Required facts that must appear.
Facts that must not appear.
A formatting constraint that keeps the output usable.
A tone constraint that can be scored with a rubric.

In one eval, I asked the agent to summarize a messy internal thread for a weekly update. The ground truth was not a perfect sentence. It was a checklist of four required points and two forbidden leaks. If all six constraints passed, the answer was correct. If any failed, it was not.

That structure mattered more than any judge model. The ground truth made the judgment explicit and repeatable.

Failure Taxonomies Turn Chaos Into Roadmaps

When you run evals at scale, you stop seeing failures as random. You see them as patterns. That is where the failure taxonomy earns its keep.

Here is the taxonomy I keep returning to:

Instruction following: missed a key constraint or ignored a requirement.
Tool misuse: called the wrong tool, used stale context, or skipped verification.
Reasoning errors: a step chain breaks mid-way or assumes a false dependency.
Retrieval misses: failed to fetch the relevant document or used a weak query.
Formatting failures: output could be correct, but unusable in the product.
Safety or privacy slips: leaked information across contexts.

Once you label failures this way, roadmapping becomes simpler. You can decide whether to invest in tool reliability, prompt clarity, or model routing. The taxonomy turns a pile of bugs into a plan.

Golden Tasks And Regression Checks

The best thing I added to our process was a small set of golden tasks. Think of them as unit tests for the product experience.

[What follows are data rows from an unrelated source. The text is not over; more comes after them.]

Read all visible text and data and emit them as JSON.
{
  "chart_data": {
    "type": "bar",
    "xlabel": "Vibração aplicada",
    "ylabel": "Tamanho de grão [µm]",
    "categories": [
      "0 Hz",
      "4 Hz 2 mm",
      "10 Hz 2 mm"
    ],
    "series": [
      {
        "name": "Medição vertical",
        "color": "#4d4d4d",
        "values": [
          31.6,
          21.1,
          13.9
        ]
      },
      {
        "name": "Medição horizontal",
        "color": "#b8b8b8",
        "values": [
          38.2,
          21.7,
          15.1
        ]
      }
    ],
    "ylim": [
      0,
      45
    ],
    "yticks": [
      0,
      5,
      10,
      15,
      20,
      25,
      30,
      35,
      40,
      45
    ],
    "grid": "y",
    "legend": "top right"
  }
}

A golden set should be small, stable, and representative of the moments you never want to break. For us it included:

A multi-step customer support summary with strict privacy boundaries.
A spreadsheet update task that requires correct numeric computation.
A fuzzy rewrite that must preserve a specific tone and fact set.

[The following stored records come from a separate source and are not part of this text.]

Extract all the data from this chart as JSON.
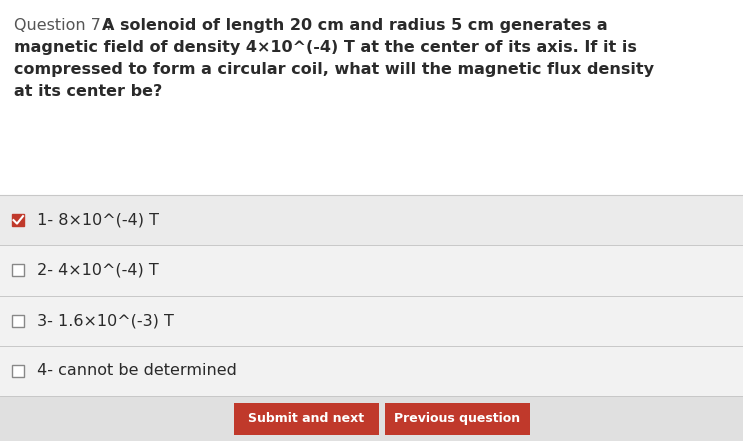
{
  "bg_color": "#e8e8e8",
  "white_bg": "#f5f5f5",
  "question_label": "Question 7 : ",
  "question_lines": [
    "A solenoid of length 20 cm and radius 5 cm generates a",
    "magnetic field of density 4×10^(-4) T at the center of its axis. If it is",
    "compressed to form a circular coil, what will the magnetic flux density",
    "at its center be?"
  ],
  "options": [
    {
      "label": " 1- 8×10^(-4) T",
      "checked": true
    },
    {
      "label": " 2- 4×10^(-4) T",
      "checked": false
    },
    {
      "label": " 3- 1.6×10^(-3) T",
      "checked": false
    },
    {
      "label": " 4- cannot be determined",
      "checked": false
    }
  ],
  "text_color": "#2a2a2a",
  "label_color": "#555555",
  "separator_color": "#c8c8c8",
  "checked_box_color": "#c0392b",
  "unchecked_box_color": "#888888",
  "button_color": "#c0392b",
  "button_text_color": "#ffffff",
  "font_size_q": 11.5,
  "font_size_opt": 11.5,
  "button_texts": [
    "Submit and next",
    "Previous question"
  ]
}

We ran these in CI. If the golden tasks failed, the release paused. It was not glamorous, but it reduced panic. Regression checks did more for shipping confidence than any leaderboard.

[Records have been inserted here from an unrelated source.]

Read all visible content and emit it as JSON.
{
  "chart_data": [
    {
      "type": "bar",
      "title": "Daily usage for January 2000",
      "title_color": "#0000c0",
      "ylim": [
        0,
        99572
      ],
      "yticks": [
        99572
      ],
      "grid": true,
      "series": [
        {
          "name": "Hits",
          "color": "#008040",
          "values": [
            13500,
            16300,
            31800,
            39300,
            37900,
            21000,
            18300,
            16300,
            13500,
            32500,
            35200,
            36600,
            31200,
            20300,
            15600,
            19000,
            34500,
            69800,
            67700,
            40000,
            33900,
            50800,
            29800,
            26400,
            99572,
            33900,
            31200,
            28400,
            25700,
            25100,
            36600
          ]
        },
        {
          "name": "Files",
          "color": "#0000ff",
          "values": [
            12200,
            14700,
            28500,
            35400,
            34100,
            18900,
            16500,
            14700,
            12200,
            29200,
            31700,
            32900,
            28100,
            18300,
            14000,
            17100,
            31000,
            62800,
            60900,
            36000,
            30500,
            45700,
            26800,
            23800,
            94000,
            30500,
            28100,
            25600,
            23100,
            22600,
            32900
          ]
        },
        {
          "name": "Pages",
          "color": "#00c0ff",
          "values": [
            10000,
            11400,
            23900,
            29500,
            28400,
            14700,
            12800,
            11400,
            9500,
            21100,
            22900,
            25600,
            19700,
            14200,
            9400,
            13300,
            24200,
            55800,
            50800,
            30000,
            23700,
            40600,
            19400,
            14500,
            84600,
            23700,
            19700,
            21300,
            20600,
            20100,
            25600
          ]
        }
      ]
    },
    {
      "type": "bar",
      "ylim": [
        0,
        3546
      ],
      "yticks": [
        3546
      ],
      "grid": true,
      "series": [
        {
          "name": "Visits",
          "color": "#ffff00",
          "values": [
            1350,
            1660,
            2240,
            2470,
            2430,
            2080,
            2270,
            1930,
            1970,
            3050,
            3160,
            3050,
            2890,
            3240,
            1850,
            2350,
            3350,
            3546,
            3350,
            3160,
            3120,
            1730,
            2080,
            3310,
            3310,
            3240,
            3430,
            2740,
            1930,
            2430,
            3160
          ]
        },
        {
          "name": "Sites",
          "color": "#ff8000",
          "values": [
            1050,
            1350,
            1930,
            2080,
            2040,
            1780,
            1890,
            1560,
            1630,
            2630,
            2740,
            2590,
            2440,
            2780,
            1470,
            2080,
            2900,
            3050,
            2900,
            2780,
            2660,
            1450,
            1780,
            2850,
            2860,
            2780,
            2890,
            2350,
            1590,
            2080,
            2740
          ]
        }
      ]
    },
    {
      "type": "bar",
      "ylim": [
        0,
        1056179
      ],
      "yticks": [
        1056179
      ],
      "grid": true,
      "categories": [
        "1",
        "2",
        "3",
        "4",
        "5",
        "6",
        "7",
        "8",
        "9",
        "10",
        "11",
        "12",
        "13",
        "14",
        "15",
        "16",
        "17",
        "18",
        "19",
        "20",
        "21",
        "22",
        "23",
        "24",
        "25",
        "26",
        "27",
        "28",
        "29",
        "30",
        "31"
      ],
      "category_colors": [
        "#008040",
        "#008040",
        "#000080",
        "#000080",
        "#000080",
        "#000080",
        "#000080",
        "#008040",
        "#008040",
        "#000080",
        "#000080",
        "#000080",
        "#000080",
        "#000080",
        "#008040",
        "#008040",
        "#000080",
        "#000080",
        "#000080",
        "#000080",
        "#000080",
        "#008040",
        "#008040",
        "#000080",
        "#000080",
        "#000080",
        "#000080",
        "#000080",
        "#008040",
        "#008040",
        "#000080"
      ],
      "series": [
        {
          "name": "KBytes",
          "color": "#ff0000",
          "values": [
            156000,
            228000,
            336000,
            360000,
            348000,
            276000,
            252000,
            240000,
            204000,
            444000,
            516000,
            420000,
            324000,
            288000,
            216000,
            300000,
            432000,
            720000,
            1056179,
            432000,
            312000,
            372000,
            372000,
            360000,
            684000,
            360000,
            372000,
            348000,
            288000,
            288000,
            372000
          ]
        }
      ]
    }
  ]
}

Why I Am Skeptical Of LLM-As-A-Judge

I still use LLM-as-a-judge, but I do not trust it as the primary arbiter.

There are two reasons, and they are both practical.

First, standard problems with ground truth already give you a lot. Most teams under-invest in clean tasks and over-invest in complex judges. If you can define the right tasks, you can measure progress without subjective scoring.

Second, the judge paradox is real. To trust the judge, you need a judge that is clearly stronger than the agent on the task. Otherwise, you are just asking a similar model to grade itself. That is not evaluation. That is theater.

The nuance is that a judge does not have to be stronger on the task itself. It has to be consistent on the rubric. But consistency is hard to prove. So I treat the judge as a helper, not a referee.

Where LLM Judges Still Help

There are situations where LLM judges are useful, especially in Level 3 tasks.

I use them in three ways:

Rubric scoring: the judge scores a response against a checklist of required facts.
Equivalence detection: the judge flags answers that are semantically correct but phrased differently.
Triage: the judge highlights borderline cases for human review.

Even then, I prefer to separate model families. If the agent and judge are too similar, the judge will validate the agent's mistakes. A weak, biased judge is worse than no judge.

The Practical Playbook I Use Now

If I have to summarize my eval workflow as PM practice, it looks like this:

Start with a failure taxonomy and keep it updated.
Build a GAIA-style ladder so you do not only test the easy cases.
Write ground truth as constraints, not just strings.
Curate a golden set and run it on every release.
Track regressions, not just aggregate scores.

This feels less like model evaluation and more like product assurance. That is the point.

Closing Thought

Agents make it easy to ship quickly and dangerously. Evals are how I slow the right parts down. If I had to describe product management for agents in one sentence, it would be this: turn failures into tests, and tests into truth.